Conformity: Option on Deductions Saves $370M

Allowing a split choice on deduction methods provides 87,000 taxpayers with a tax cut and reduces the conformity tax hit for 456,000. Source: Secretary of Finance.

If Virginia were to allow its taxpayers to keep taking itemized deductions at the state level, even though they take the new higher federal standard deduction, almost 550,000 more would be expected to itemize at the state level, Secretary of Finance Aubrey Layne told state legislators Thursday.

Almost 90,000 would be people who were not claiming itemized deductions before.

That idea is popular with some legislators, many of them House of Delegates Republicans, who are hearing from taxpayers who face a difficult choice.  Under current Virginia law, which would remain in place if Virginia simply adopted straight conformity with the new federal rules, the decision on standard deduction vs. itemized must be the same on both state and federal returns.

When Layne reported on an earlier projection that Virginia would gain $532 million in new individual income tax revenue during 2019, and $3 billion over six years, much of that would come from that situation.  More than 600,000 Virginia taxpayers were expected to switch from itemized to standard deductions, lowering their federal tax but increasing their state tax.

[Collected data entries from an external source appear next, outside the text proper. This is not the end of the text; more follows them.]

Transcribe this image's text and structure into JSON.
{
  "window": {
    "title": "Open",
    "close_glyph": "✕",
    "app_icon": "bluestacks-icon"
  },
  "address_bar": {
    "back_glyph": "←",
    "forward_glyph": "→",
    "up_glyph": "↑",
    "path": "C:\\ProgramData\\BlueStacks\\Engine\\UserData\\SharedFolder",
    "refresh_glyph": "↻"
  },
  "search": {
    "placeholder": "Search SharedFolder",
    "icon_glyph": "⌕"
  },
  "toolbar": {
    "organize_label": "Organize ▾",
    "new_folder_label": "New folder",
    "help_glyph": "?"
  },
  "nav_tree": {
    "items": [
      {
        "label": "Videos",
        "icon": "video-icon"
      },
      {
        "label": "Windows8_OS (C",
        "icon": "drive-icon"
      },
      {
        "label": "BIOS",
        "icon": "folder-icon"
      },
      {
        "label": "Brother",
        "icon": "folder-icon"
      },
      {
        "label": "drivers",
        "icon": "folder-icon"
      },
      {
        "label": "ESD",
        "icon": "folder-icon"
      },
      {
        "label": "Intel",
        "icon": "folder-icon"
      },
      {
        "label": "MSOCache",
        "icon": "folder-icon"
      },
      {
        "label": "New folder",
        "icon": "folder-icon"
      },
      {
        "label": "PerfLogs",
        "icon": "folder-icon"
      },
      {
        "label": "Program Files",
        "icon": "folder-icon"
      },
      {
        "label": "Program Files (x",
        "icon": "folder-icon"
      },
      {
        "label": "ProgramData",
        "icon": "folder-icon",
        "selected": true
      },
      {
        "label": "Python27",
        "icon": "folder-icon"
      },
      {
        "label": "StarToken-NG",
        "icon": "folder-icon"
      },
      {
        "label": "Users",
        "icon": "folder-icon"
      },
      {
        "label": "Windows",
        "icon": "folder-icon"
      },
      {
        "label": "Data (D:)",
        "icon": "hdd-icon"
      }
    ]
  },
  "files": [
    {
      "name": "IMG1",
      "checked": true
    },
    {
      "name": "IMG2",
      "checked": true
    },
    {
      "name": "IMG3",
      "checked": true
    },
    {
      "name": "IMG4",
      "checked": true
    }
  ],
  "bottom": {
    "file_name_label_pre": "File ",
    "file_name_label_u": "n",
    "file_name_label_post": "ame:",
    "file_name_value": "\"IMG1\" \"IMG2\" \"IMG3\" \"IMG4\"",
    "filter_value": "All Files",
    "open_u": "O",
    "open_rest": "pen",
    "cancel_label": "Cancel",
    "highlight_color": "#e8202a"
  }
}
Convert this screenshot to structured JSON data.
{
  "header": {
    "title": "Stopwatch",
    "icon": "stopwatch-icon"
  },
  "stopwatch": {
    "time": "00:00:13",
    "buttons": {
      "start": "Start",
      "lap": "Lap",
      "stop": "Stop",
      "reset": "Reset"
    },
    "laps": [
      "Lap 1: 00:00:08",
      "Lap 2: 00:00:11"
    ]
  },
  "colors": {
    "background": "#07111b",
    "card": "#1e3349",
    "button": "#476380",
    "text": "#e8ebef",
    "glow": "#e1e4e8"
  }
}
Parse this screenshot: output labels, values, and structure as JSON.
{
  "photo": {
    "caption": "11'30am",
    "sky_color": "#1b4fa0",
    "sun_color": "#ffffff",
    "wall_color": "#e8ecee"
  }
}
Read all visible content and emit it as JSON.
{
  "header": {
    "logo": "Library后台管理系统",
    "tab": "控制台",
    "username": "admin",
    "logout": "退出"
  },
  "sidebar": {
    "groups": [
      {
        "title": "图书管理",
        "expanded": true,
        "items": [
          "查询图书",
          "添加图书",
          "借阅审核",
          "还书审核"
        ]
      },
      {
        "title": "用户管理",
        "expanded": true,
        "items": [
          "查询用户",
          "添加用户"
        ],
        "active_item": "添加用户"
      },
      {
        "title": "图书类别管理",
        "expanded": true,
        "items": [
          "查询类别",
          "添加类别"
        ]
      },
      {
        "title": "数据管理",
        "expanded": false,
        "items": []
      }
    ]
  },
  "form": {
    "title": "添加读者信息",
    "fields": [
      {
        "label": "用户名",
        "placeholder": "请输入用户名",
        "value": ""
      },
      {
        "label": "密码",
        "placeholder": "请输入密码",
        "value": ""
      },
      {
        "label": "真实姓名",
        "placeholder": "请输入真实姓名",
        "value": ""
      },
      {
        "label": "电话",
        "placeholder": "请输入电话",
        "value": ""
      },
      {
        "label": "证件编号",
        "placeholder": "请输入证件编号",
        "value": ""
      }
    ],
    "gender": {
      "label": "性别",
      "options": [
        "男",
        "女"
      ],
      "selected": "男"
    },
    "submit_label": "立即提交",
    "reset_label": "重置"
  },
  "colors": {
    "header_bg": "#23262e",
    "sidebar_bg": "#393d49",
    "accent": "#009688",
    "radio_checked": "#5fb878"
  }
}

Along with the number of returns that might split their method, he also estimated the amount of tax dollars involved as $370 million.  That estimate was for 2020, and its not clear what the more immediate impact would be.  Layne presented that as lost revenue for the state but turn the coin over and it’s a tax cut for those families.

Why does this matter?  It puts a price tag on that proposal being discussed in some circles, and that price tag is less than the estimated revenue gain from conformity.  The idea could be implemented without blowing a big hole in the state’s already-adopted budget – a big point in its favor.  The budget was written with no conformity tax gains included.

Also, the price tag Layne announced (probably working with that new tax model the state has developed) is a bit lower than the revenue loss/tax cut value on the other big idea.  Previously Layne had estimated that if the legislature doubles the state’s standard deduction (to $6,000 per person or $12,000 per couple) that would cost (or save) $440 million.  He repeated that number Thursday in an interview with Bacon’s Rebellion.

The information is in a slide that Layne prepared for the monthly meeting of the Senate Finance Committee, but according to the Richmond Times-Dispatch the committee didn’t want to take up the topic today.  The newspaper story, at least the first iteration, seemed to characterize the $370 million as the state revenue impact if the state doesn’t conform to any of the federal changes.

That number would be far more complicated.  A failure to conform at all would involve a state-specific addition or subtraction on more than 20 individual and 30 business provisions and would remove from Virginia returns many highly positive changes – changes taxpayers would be furious to find they lost on their state returns.  Layne confirmed that his number was just focused on the proposal to let people split their decision the deduction method.

Layne also reproduced some pages of the forms that Minnesota taxpayers will use to accomplish just that, to back out all the various federal changes when they prepare their state returns.  That is a nightmare that no Virginia leader is promoting for here, but it is a very possible outcome if the General Assembly fails to act in early 2019 after having failed to act through all of 2018.  Conformity will require a positive vote by a super majority in both chambers to be retroactive for tax year 2018.

In his un-given presentation Layne continued to discourage the General Assembly from doing anything to remove the conformity tax bite for tax year 2018.  He argued against both proposals circulating, to double the standard deduction or allow the option state itemized deductions.

“Such responses will not only impact taxpayers whose state taxes were increased as a result of the (Tax Cuts and Jobs Act) but will also impact taxpayers whose tax liability did not change as a result of the TCJA,” Layne said.  That is correct. For tens of thousands of Virginians, they would not be revenue neutral removal of “conformity tax” but would be real tax cuts.